Query both the entitlement (the limit) and the current meter usage (what they’ve consumed so far):

$# Get the entitlement value — GET /v1/customers/{ref}/entitlements
$curl "https://test.api.solvimon.com/v1/customers/acme-corp/entitlements" \
> -H "X-API-KEY: <apiKey>"
$
$# Get current period usage — GET /v1/ingest/meter-data
$curl "https://test.api.solvimon.com/v1/ingest/meter-data?customer_reference=acme-corp&meter_reference=completion_tokens" \
> -H "X-API-KEY: <apiKey>"

Compare the two values. If usage ≥ budget, block the request and prompt the customer to upgrade.

📘 You don’t need to query on every single request. Cache the values and refresh them periodically (e.g., every 60 seconds), or refresh after every N requests. The right trade-off depends on your acceptable overage tolerance.


Model access tiers

Control which models are available on each plan using an ENUM type feature.

Define the feature

$curl -X POST https://test.api.solvimon.com/v1/features \
> -H "X-API-KEY: <apiKey>" \
> -H "Content-Type: application/json" \
> -d '{
> "reference": "available_models",
> "name": "Available Models",
> "type": "ENUM",
> "enum_values": [
> "gpt-4o",
> "gpt-4o-mini",
> "claude-3-5-sonnet",
> "claude-3-5-haiku"
> ]
> }'

Assign per plan

  • Starter: ["gpt-4o-mini", "claude-3-5-haiku"]
  • Pro: ["gpt-4o", "gpt-4o-mini", "claude-3-5-sonnet", "claude-3-5-haiku"]

Enforce at runtime

Query GET /v1/customers/{ref}/entitlements:

$curl "https://test.api.solvimon.com/v1/customers/acme-corp/entitlements" \
> -H "X-API-KEY: <apiKey>"
1{
2 "entitlements": [
3 {
4 "feature_reference": "available_models",
5 "enums": ["gpt-4o-mini", "claude-3-5-haiku"]
6 }
7 ]
8}

If the customer requests a model not in enums, return a 403 with a message indicating which plan tier includes that model.


Feature flags (SWITCH type)

Use SWITCH features for binary capabilities: priority queue access, early access to new models, dedicated support.

$curl -X POST https://test.api.solvimon.com/v1/features \
> -H "X-API-KEY: <apiKey>" \
> -H "Content-Type: application/json" \
> -d '{
> "reference": "priority_queue",
> "name": "Priority Queue",
> "type": "SWITCH"
> }'

Assign: Starter → false, Pro → true.

In your application:

1{
2 "feature_reference": "priority_queue",
3 "switch": true
4}

Route requests to a high-priority queue if switch: true, otherwise to the standard queue.


Overriding entitlements per customer

Enterprise customers often negotiate custom limits.
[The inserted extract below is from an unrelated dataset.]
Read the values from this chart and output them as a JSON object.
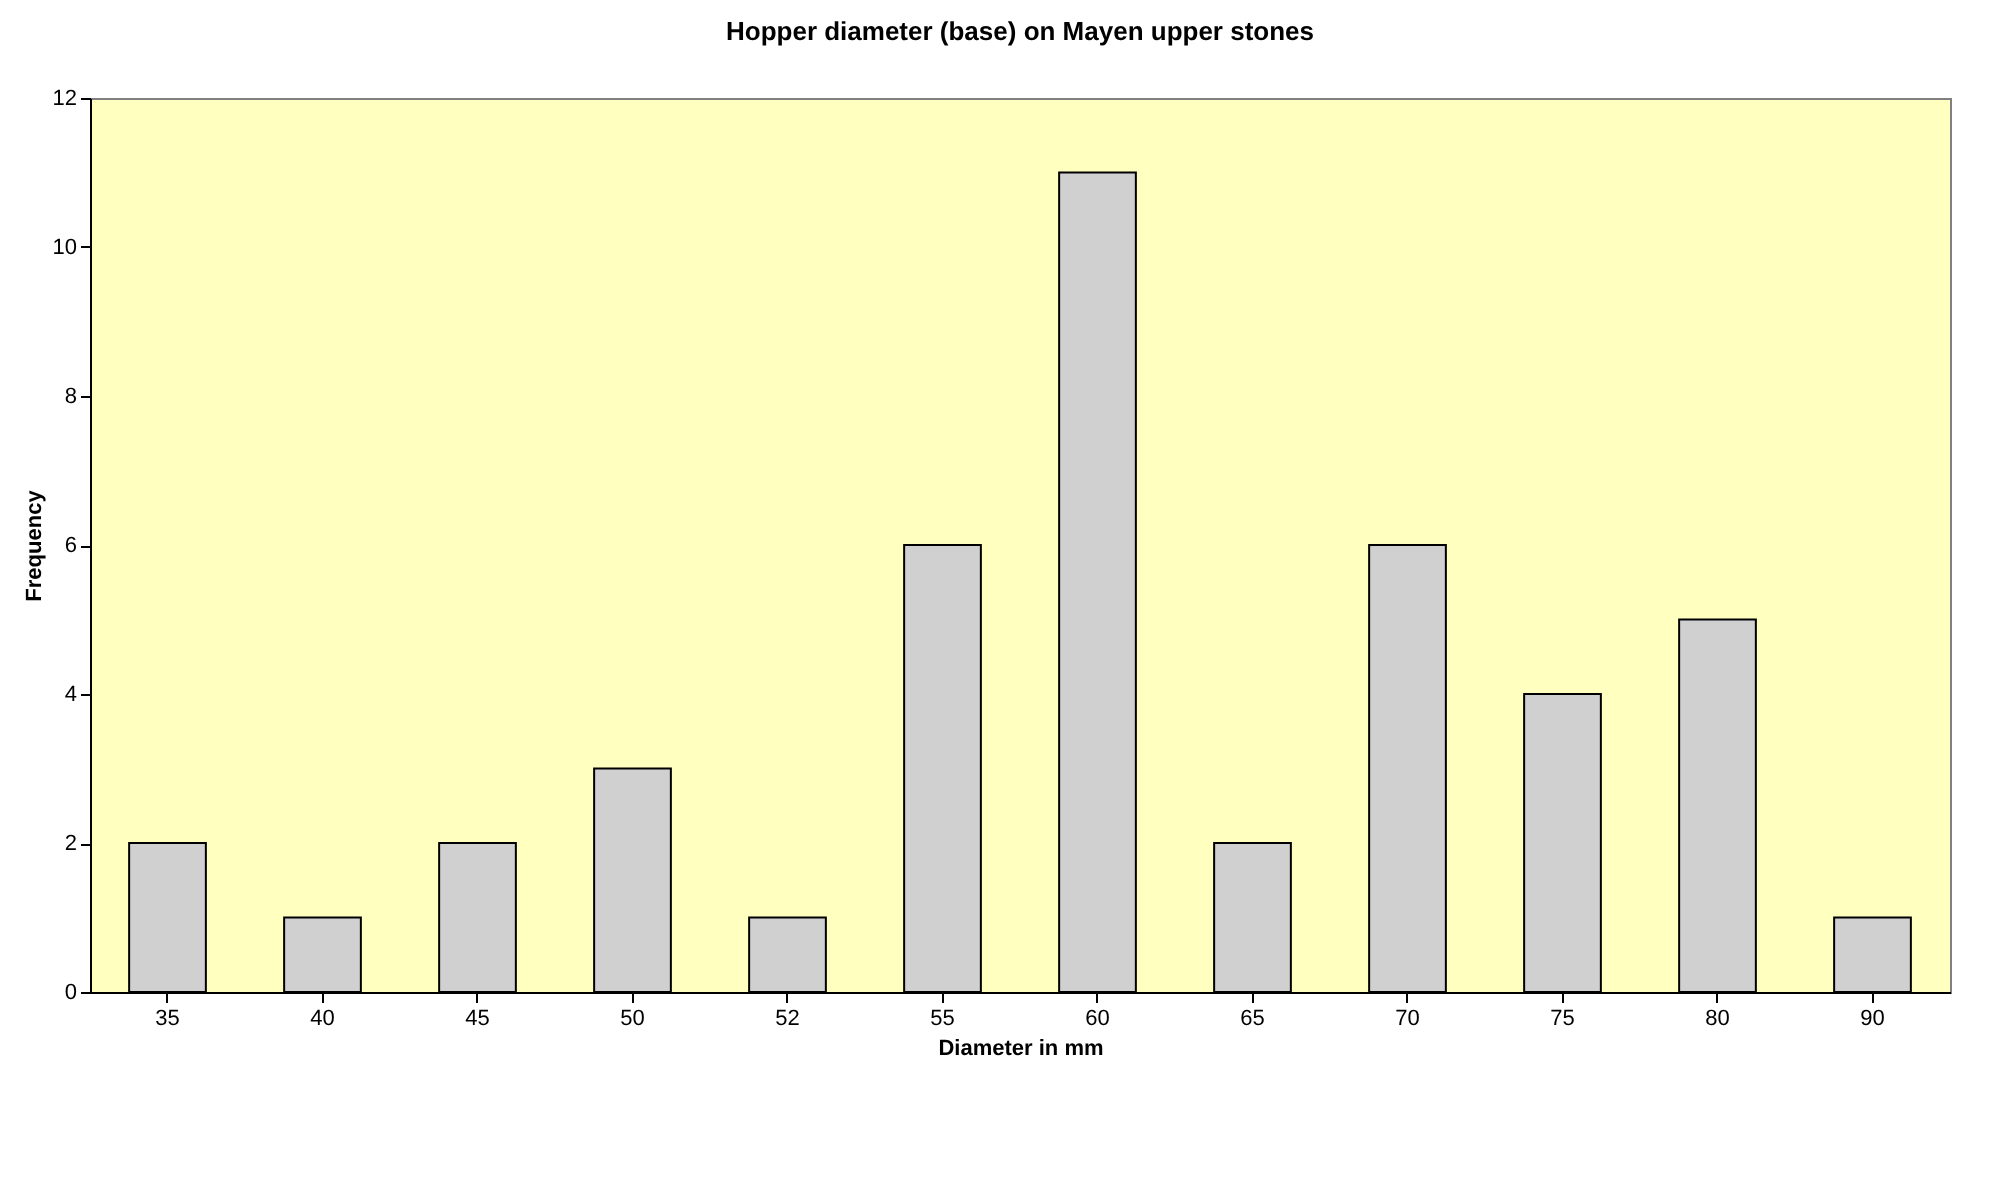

You can override the plan default for a specific customer directly on their subscription without changing the pricing plan.

Use PATCH /v1/pricing-plan-subscriptions/{id} to set custom entitlement values on the subscription:

$curl -X PATCH https://test.api.solvimon.com/v1/pricing-plan-subscriptions/<subscription_id> \
> -H "X-API-KEY: <apiKey>" \
> -H "Content-Type: application/json" \
> -d '{
> "entitlements": [
> {
> "feature_reference": "monthly_token_budget",
> "number": "100000000",
> "override": true
> }
> ]
> }'

Setting override: true means the subscription value takes precedence over the pricing plan default. The customer stays on their existing plan — only their entitlement values change.

📘 Via Desk: Customers → select customer → Subscriptions → select subscription → Entitlements. Desk shows the plan defaults and lets you set overrides per customer.


Summary

Feature typeUse caseEnforced by
NUMBERToken budget, rate limit, max file sizeYour application
ENUMModel access tier, available regionsYour application
SWITCHPriority queue, beta features, dedicated supportYour application
AMOUNTDollar credit allowanceYour application

All entitlement enforcement happens in your code. Solvimon provides a single endpoint to query what a customer is entitled to — your application decides what to do with that information.